Culture and politics can be closely intertwined – Mechtild Rössler knows that. She need only look at Syria, Iraq, Libya or Yemen – places where cultural heritage is being wilfully destroyed as part of a military strategy.
Take the ancient Syrian city of Palmyra, where Islamists blew up around 2,000-year-old monuments and temples in 2015.
The “cradle of humankind” is being threatened here, is how the new Director of the UNESCO World Heritage Centre put it. That’s why Mechtild Rössler regards better protection of cultural heritage that is threatened by crises as one of her most important tasks: to preserve “this essential element of our history, our identity and our future” and keep it for future generations. They have “a right to see this heritage”, says the 56-year-old German.

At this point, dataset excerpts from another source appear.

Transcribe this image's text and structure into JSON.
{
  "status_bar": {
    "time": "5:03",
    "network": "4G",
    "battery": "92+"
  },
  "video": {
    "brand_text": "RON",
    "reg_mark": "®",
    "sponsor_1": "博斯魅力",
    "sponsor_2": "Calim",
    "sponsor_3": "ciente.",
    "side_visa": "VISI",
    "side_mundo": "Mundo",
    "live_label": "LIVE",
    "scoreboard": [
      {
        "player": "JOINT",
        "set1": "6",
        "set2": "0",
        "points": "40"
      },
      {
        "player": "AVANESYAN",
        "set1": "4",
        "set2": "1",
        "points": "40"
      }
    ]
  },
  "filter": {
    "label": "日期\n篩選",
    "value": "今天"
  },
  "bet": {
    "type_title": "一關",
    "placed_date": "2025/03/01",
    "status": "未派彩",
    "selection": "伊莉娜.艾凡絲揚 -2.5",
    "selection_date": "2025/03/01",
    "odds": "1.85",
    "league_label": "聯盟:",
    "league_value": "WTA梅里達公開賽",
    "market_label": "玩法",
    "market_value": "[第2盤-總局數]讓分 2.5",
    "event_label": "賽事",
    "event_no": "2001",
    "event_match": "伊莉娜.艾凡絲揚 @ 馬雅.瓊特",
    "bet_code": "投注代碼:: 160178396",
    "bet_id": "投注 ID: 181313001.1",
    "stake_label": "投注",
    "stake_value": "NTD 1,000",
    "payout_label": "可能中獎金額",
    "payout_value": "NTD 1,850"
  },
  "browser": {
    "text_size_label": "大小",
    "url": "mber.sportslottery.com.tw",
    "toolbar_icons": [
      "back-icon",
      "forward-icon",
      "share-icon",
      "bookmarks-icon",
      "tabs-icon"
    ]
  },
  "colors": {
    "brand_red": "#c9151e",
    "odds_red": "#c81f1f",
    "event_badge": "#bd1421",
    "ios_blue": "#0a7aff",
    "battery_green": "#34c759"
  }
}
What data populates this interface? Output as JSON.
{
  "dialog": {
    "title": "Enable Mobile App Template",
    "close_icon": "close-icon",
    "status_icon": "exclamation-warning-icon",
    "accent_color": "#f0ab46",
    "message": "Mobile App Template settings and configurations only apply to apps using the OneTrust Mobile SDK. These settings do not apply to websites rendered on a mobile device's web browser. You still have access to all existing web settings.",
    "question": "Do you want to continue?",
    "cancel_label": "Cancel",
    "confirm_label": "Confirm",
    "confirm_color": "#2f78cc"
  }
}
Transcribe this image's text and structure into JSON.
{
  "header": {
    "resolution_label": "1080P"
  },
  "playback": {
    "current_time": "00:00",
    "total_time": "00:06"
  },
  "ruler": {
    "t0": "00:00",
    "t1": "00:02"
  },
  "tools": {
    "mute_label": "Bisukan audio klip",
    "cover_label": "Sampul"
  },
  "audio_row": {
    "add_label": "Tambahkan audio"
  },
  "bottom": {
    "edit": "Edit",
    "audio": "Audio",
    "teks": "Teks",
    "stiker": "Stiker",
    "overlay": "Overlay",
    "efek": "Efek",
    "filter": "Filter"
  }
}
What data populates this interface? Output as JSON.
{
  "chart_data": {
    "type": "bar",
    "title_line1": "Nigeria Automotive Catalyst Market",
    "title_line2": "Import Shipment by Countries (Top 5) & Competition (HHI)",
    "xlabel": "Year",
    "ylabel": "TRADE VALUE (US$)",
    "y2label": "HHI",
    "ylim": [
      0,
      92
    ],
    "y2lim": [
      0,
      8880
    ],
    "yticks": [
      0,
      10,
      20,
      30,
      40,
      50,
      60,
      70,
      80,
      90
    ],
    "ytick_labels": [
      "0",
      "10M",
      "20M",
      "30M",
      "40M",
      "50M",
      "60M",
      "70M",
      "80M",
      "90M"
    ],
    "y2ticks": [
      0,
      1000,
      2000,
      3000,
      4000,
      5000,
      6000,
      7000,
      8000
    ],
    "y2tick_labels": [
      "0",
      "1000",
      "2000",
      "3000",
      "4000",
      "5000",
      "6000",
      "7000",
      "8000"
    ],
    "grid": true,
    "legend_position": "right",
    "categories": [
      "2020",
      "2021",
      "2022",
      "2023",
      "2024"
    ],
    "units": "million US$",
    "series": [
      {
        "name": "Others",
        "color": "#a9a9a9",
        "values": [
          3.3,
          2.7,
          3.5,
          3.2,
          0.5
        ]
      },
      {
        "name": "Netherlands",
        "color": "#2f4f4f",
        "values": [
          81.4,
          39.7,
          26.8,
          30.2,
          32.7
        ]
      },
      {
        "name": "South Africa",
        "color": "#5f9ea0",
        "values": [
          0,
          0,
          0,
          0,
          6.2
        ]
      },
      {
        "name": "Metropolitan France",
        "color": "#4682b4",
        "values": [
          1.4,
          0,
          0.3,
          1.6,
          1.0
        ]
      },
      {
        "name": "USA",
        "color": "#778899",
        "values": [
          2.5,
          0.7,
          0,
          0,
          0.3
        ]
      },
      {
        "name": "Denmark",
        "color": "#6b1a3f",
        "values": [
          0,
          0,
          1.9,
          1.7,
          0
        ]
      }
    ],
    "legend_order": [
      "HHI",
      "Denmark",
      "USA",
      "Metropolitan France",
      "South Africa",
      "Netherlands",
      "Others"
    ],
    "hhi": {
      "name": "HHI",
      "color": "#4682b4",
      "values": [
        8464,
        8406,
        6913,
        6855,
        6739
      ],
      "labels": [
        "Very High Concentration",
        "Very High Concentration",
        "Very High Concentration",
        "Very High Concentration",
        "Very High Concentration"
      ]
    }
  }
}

Mechtild Rössler knows her job like few others. She has been working at UNESCO for many years, most of them at the World Heritage Centre, which she has headed since September 2015. She joined UNESCO “by accident”, through a research stay in Paris, Mechtild Rössler explains.
Originally intending to stay for two years, she can now look back on two and a half decades there. Yet Rössler, who holds a PhD in geosciences, still enjoys her work because she believes it is particularly meaningful.
She puts it this way: protecting world heritage, which now encompasses 1,031 natural and cultural heritage sites in 163 countries, “is one of the most rewarding jobs imaginable“.